Dish Network agreed to lease space on up to 20,000 Crown Castle towers, they said Monday. “DISH will receive certain fiber transport services and also have the option to utilize Crown Castle for pre-construction services,” the companies said. “The agreement encompasses leases on towers located nationwide, helping DISH facilitate its buildout of the first open, standalone and virtualized 5G network in the U.S.” New Street said the deal is positive for Crown Castle and the broader tower sector. Crown Castle has “30% of the US tower market, which could suggest that DISH intends to build to 65,000 towers if DISH’s network build is evenly distributed across the tower companies,” the firm told investors.
Verizon Business plans a virtual event with Apple for global enterprise customers Thursday at 1 p.m. EST to showcase the iPhone 12 lineup. The companies will unveil an iPhone 12 offer for enterprises and bow new options for enterprise 5G, showing how Verizon 5G Ultra Wideband can be used in manufacturing, field service and healthcare, said the carrier Monday. Registration is available here.
As Qualcomm starts to deploy 5G in the automotive sector over the next 12-18 months, “we are seeing really a complete overhaul in terms of how automakers are thinking about the connectivity portion of electronics in their vehicle,” said Nakul Duggal, senior vice president-general manager, automotive, at a virtual Deutsche Bank investor conference Wednesday. “The antennas have to be designed differently,” he said. “You basically have to have four different antenna elements for transmit and receive that requires the car design to change to be able to accommodate that type of capability.
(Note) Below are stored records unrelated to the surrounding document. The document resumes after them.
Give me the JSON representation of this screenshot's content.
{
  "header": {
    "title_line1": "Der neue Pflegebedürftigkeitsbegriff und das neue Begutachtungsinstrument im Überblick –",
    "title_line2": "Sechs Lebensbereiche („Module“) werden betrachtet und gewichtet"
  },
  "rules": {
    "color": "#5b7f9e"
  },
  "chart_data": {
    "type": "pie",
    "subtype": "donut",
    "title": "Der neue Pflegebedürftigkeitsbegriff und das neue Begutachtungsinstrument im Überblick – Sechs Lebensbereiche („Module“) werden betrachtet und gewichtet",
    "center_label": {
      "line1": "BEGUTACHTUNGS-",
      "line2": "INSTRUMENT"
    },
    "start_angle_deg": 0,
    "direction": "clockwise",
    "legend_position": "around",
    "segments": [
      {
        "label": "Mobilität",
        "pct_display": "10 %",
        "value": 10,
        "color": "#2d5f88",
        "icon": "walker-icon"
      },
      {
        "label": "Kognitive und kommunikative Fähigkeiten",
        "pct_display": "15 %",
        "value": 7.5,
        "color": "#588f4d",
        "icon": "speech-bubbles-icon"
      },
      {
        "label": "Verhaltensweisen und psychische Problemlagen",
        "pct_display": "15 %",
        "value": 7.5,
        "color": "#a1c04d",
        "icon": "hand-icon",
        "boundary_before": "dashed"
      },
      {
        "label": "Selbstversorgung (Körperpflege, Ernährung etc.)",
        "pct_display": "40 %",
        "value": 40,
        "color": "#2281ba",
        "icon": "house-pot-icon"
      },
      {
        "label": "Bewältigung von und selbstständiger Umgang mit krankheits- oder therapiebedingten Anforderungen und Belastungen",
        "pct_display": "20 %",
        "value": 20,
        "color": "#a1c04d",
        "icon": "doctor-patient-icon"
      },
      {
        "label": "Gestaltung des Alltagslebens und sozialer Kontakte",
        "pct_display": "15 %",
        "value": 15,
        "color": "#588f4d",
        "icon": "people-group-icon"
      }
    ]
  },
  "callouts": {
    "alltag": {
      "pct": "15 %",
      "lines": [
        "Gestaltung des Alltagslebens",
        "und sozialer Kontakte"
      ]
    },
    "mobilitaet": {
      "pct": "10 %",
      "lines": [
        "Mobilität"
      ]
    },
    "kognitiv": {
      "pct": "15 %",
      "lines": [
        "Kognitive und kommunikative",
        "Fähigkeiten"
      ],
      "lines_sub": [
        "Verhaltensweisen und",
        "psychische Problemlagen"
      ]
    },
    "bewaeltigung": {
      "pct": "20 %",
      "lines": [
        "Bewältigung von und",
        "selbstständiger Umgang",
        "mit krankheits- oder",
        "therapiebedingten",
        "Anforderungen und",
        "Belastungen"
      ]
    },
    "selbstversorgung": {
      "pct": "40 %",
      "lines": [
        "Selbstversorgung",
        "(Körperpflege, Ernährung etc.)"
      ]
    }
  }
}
The location of where you put the modem becomes important because of the distance from the antenna.” The electronics need to be “closer to the roof line” to prevent signal loss, he said: “This is really a major architectural shift for a lot of different automakers.” That expands Qualcomm's role from the supplier of the semiconductors “to become kind of the adviser for the system platform for the automaker,” he said.
T-Mobile and OnePlus are sponsoring a virtual hunt for three pop-up stores located in the carrier’s U.S. 5G network with chances to win $5,000, a free OnePlus 8T+ 5G and OnePlus earbuds. Participants can sign up here for a chance to win one of 400 prizes. Hints will be given on Twitter. The promotion runs through Nov. 19.
Qualcomm Ventures is investing in four 5G startups, said a Tuesday news release: Celona, “an enterprise networking platform provider that brings 5G to enterprises”; Cellwize, an “enabler in mobile network automation and orchestration”; Azion, “an emerging provider of edge computing platform solutions”; and Pensando Systems, which is “pioneering the new edge services model of enterprise and cloud computing.” Qualcomm Ventures has invested to date more than $170 million “in the global 5G ecosystem.”